I was told the other day that I had once written something kind, something that the caller had not forgotten, and, of course, I was glad to hear it, not considering myself a person who is very kind really. Rather than kind acts — and I suppose a newspaper column can sometimes fall within that category — it’s the failures to act kindly that I tend to remember, things I ought to have done that I didn’t do, sins largely of omission, though of commission too, dating to seventh grade when I said something mean about a fellow Edgeworth School student, a quiet red-headed girl, whom the teacher had singled out for praise and who had heard what I’d said.
Try Zen, the caller said. With Zen, the past is past, she said, giving me the name of a teacher, an Australian, who she thought was particularly wise, “and funny too.”
Those who are wise are always funny, I think. Like the Dalai Lama and the late Bishop Tutu. They can be of the world and yet at the same time transcend it. Because they have suffered, they are compassionate, and can say truly, “We are all the same person.” So, yes, take the compliment, Jack, and remember to think of others, as Mary does, effortlessly, it seems, it being her nature. She’s at the food pantry now, and will go back again in the afternoon. They call her “the Fruit Queen.”

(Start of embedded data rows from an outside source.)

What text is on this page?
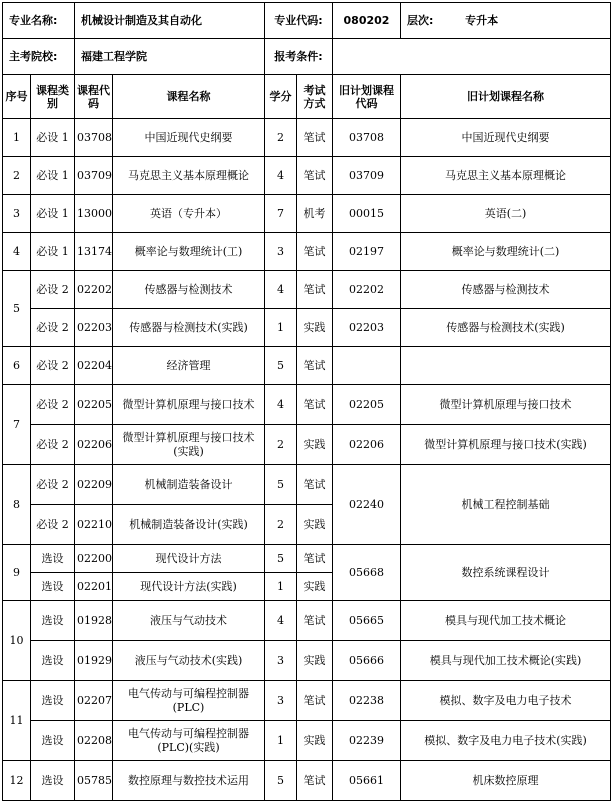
专业名称:		机械设计制造及其自动化		专业代码:		080202	层次: 专升本
主考院校:		福建工程学院		报考条件:			
序号	课程类别	课程代码	课程名称	学分	考试方式	旧计划课程代码	旧计划课程名称
1	必设 1	03708	中国近现代史纲要	2	笔试	03708	中国近现代史纲要
2	必设 1	03709	马克思主义基本原理概论	4	笔试	03709	马克思主义基本原理概论
3	必设 1	13000	英语（专升本）	7	机考	00015	英语(二)
4	必设 1	13174	概率论与数理统计(工)	3	笔试	02197	概率论与数理统计(二)
5	必设 2	02202	传感器与检测技术	4	笔试	02202	传感器与检测技术
	必设 2	02203	传感器与检测技术(实践)	1	实践	02203	传感器与检测技术(实践)
6	必设 2	02204	经济管理	5	笔试		
7	必设 2	02205	微型计算机原理与接口技术	4	笔试	02205	微型计算机原理与接口技术
	必设 2	02206	微型计算机原理与接口技术(实践)	2	实践	02206	微型计算机原理与接口技术(实践)
8	必设 2	02209	机械制造装备设计	5	笔试	02240	机械工程控制基础
	必设 2	02210	机械制造装备设计(实践)	2	实践		
9	选设	02200	现代设计方法	5	笔试	05668	数控系统课程设计
	选设	02201	现代设计方法(实践)	1	实践		
10	选设	01928	液压与气动技术	4	笔试	05665	模具与现代加工技术概论
	选设	01929	液压与气动技术(实践)	3	实践	05666	模具与现代加工技术概论(实践)
11	选设	02207	电气传动与可编程控制器(PLC)	3	笔试	02238	模拟、数字及电力电子技术
	选设	02208	电气传动与可编程控制器(PLC)(实践)	1	实践	02239	模拟、数字及电力电子技术(实践)
12	选设	05785	数控原理与数控技术运用	5	笔试	05661	机床数控原理
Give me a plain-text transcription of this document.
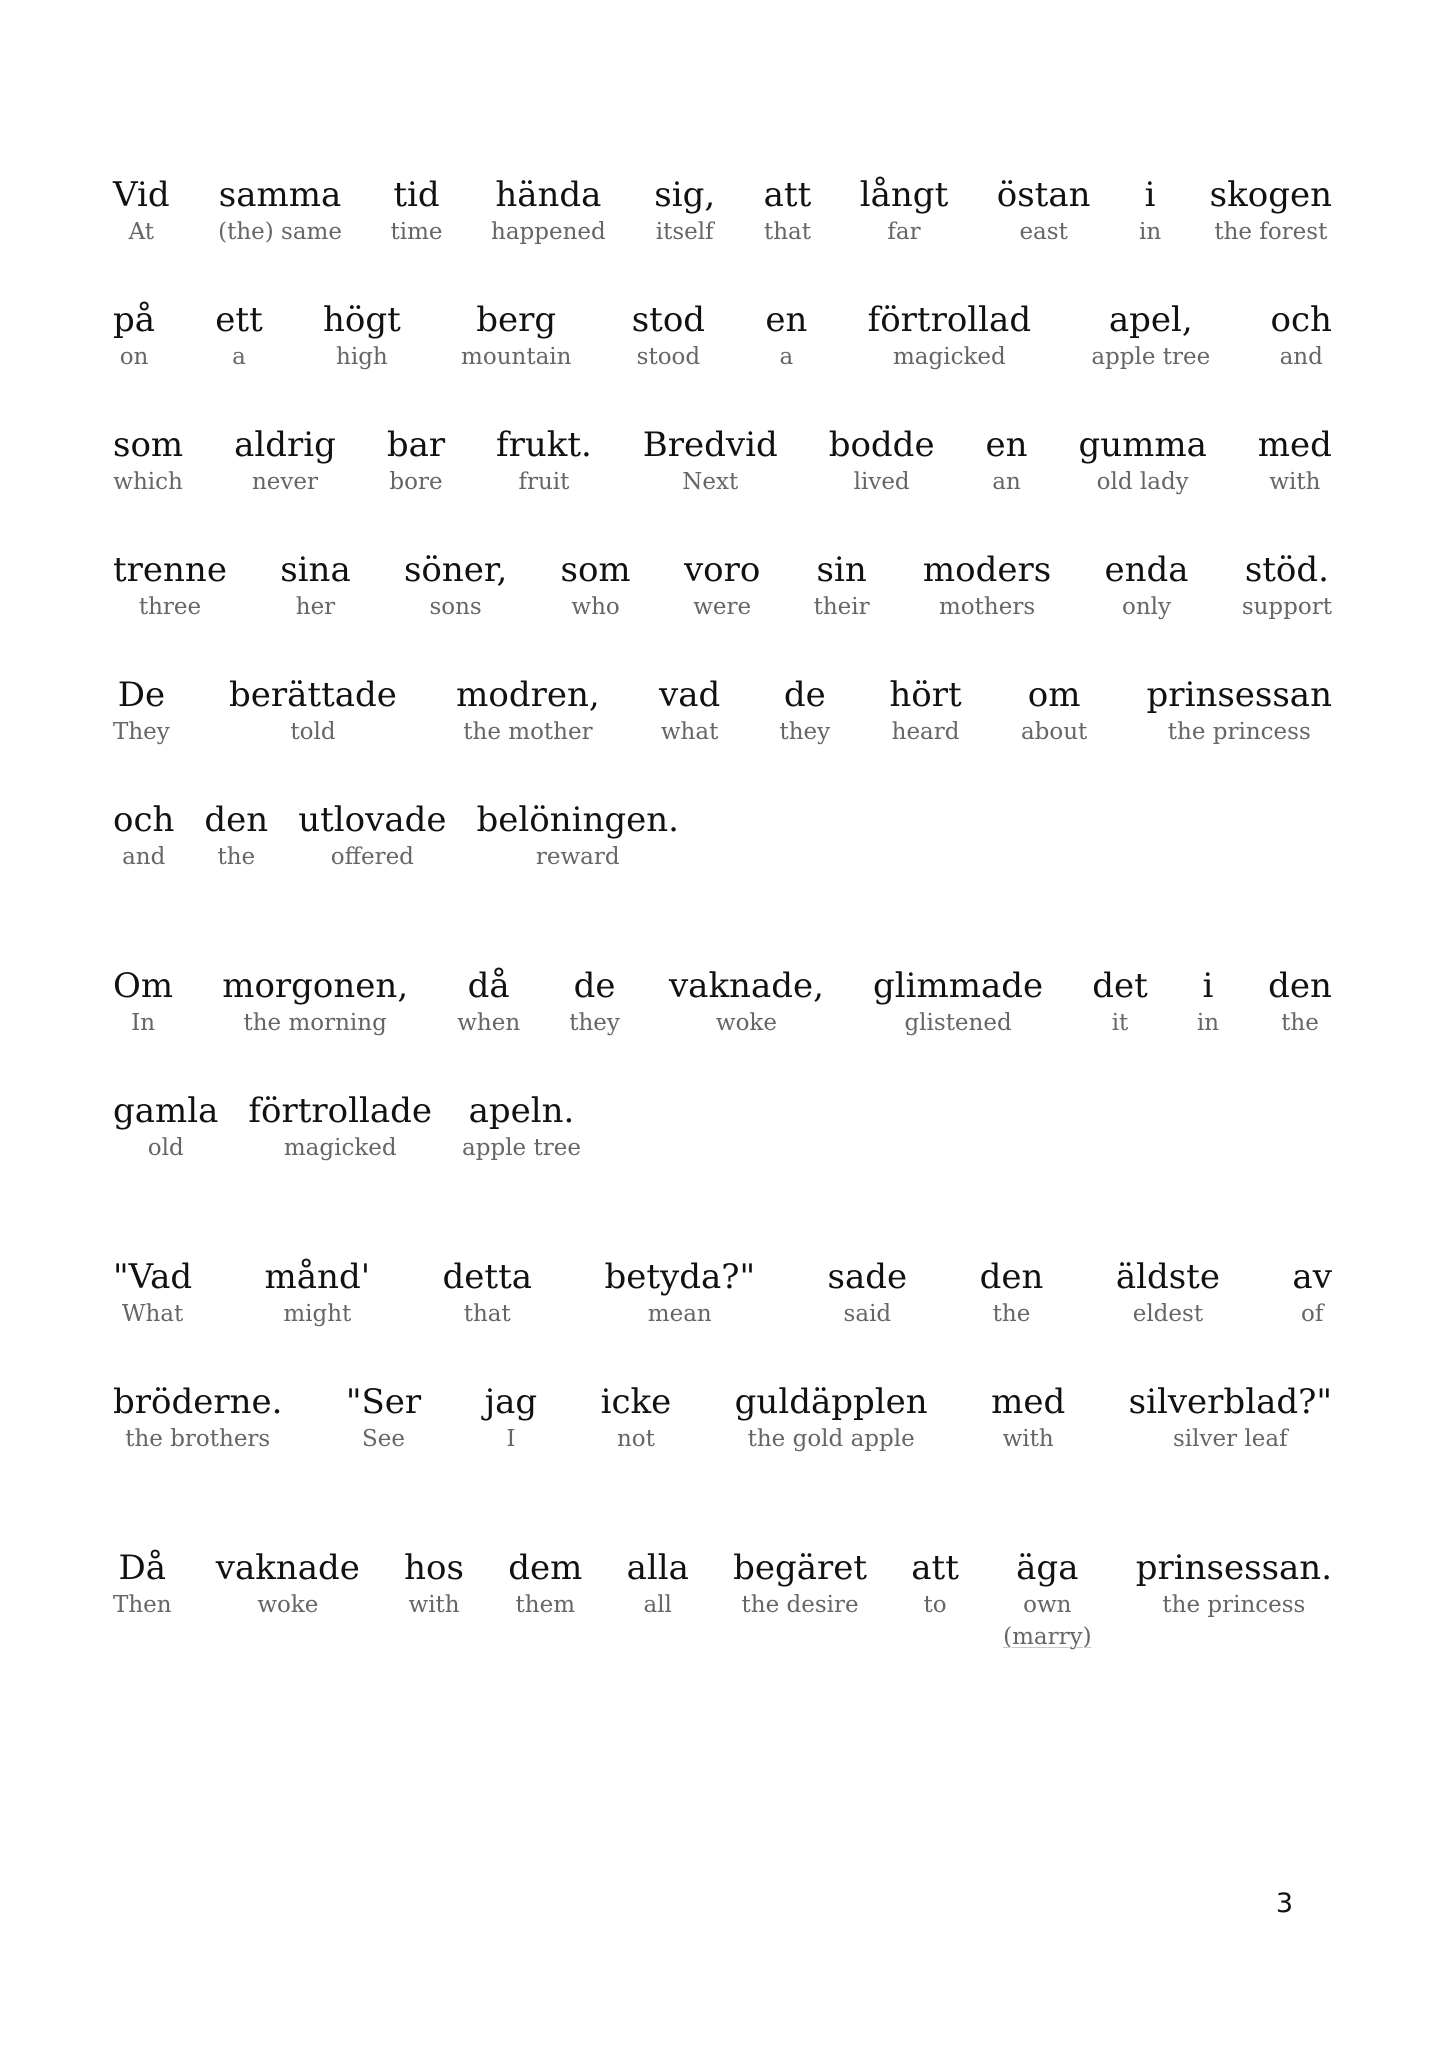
Vid
At
samma
(the) same
tid
time
hända
happened
sig,
itself
att
that
långt
far
östan
east
i
in
skogen
the forest
på
on
ett
a
högt
high
berg
mountain
stod
stood
en
a
förtrollad
magicked
apel,
apple tree
och
and
som
which
aldrig
never
bar
bore
frukt.
fruit
Bredvid
Next
bodde
lived
en
an
gumma
old lady
med
with
trenne
three
sina
her
söner,
sons
som
who
voro
were
sin
their
moders
mothers
enda
only
stöd.
support
De
They
berättade
told
modren,
the mother
vad
what
de
they
hört
heard
om
about
prinsessan
the princess
och
and
den
the
utlovade
offered
belöningen.
reward
Om
In
morgonen,
the morning
då
when
de
they
vaknade,
woke
glimmade
glistened
det
it
i
in
den
the
gamla
old
förtrollade
magicked
apeln.
apple tree
"Vad
What
månd'
might
detta
that
betyda?"
mean
sade
said
den
the
äldste
eldest
av
of
bröderne.
the brothers
"Ser
See
jag
I
icke
not
guldäpplen
the gold apple
med
with
silverblad?"
silver leaf
Då
Then
vaknade
woke
hos
with
dem
them
alla
all
begäret
the desire
att
to
äga
own
(marry)
prinsessan.
the princess
3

“Tell them to turn up the heat,” I said as she left this morning, knowing how much the cold affects her. It’s hard to be transcendent when you’re freezing, but she’s got pluck, and the camaraderie and sense of purpose, especially during this very cautious time with Covid still reigning, is what the doctor ordered.
Warmth too ought to be prescribed, at least a month’s worth, though the politics in warm places in the U.S. generally leave her cold. Consequently, and this is very odd, whenever we talk about where we’ll go if he whose name we dare not say wins the presidency again two years hence, Canada comes to her mind, not Orange County, California, or Florida — “a fascist state” in the eyes of a friend of ours, who used to describe it somewhat more charitably as “Centereach with palm trees.”
A little more than a month more of hunkering by the fire — deriving the warmth too that comes from working with friends to benefit others — and it ought to be over.